Brooke is hoping to lend that perspective to others, and in a bit of an ironic twist, her cause is represented by the color red. Still, while her specific rally towel won't look much different from a normal game day, its significance couldn't be greater.

"It has a little bit more meaning this time," Brooke said. "My friend's favorite team is the Chiefs, so it worked out exactly how it was supposed to."

Another Cheerleader, Jordan, will also advocate for a cause close to her heart as she seeks to raise awareness for Alzheimer's, a disease that – along with other forms of dementia – currently affects 55 million people worldwide.

"This is something that's a new development within my family," Jordan said. "My grandmother was diagnosed with dementia this year, and to be quite honest, it's still something that I'm learning about. It really caught us by surprise."

The Alzheimer’s Association defines the condition as a degenerative brain disease and the most common form of dementia. It's characterized by a general decline in cognitive abilities that eventually interferes with daily functions, making life for the affected individual – and their family – quite difficult.

"It has become a passion point for me because I want to understand how to appropriately manage certain moments that come along with this," Jordan said. "I've gained a whole new respect for people who have had to do this with their loved ones, and through this process, I've learned that there are measures that you can take to manage your own personal risk and identify the warning signs in others."

Elsewhere on the squad, DaVanna – a rookie on this year's team – will twirl her rally towel on Sunday in remembrance of her grandmother, who passed away due to lung cancer in August.

"I just wanted to honor the journey that she went through," DaVanna said. "She fought hard, and we miss her all the time."

The leading cause of cancer deaths worldwide, lung cancer can occur in both smokers and those who don't smoke, such as DaVanna's grandmother. As with any form of cancer, early detection is the key.

"I wanted to use this platform to bring awareness to the things that we might not want to think about," DaVanna said. "You never want small things to turn into big things when they could have been prevented."


Cooper, another Cheerleader, will use her platform on Sunday to create awareness for the foster care system. Cooper is a middle school teacher when she's not cheering at GEHA Field at Arrowhead, providing her with an in-person look at the young lives that the foster care system touches.

"Being a teacher, I get to interact with a lot of different people who come from all kinds of backgrounds, and as I've gotten to know a handful of students in the foster care system, I've seen the impact that it can have on them," Cooper said. "The more I've learned about it, the more I think it isn't being talked about enough."

The Kansas Department for Children and Families defines foster care services as those enacted when the court has deemed that a child's parents are not equipped to meet their needs. Additionally, many children in the foster care system are victims of abuse and require specified care.

Varying reports indicate that more than 500,000 children pass through the United States' foster care system in a given year, demonstrating a very real situation that's impacting every corner of our country.
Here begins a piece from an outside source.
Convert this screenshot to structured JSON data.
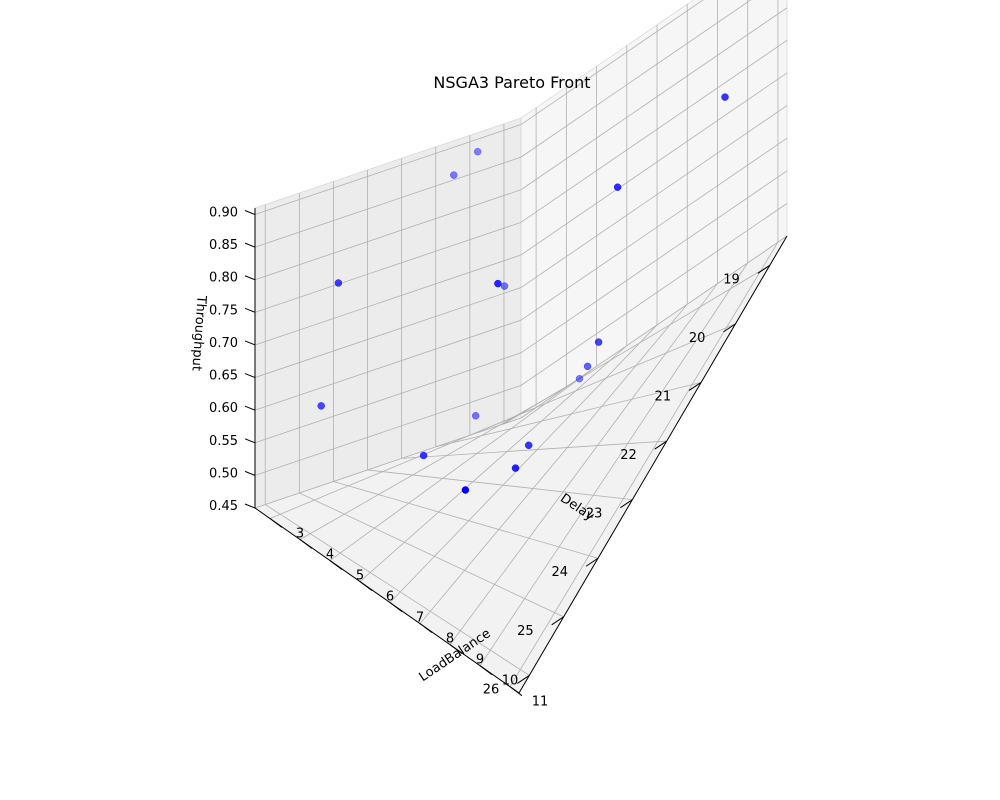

In many ways, these young people are faced with a crossroads in their lives at a vulnerable time, and they need our support.

"There are so many things that you can do to help," Cooper said. "I think we all assume that you have to be a foster parent, and yes, that's super important, but there are so many other ways that you can support the foster care system."

It's all to say that each piece of cloth represents something different, from Cooper's advocacy for foster kids to the various medical conditions recognized by Brooke, Jordan and DaVanna, but collectively, these towels – and the individuals wielding them – represent the hope of a better tomorrow.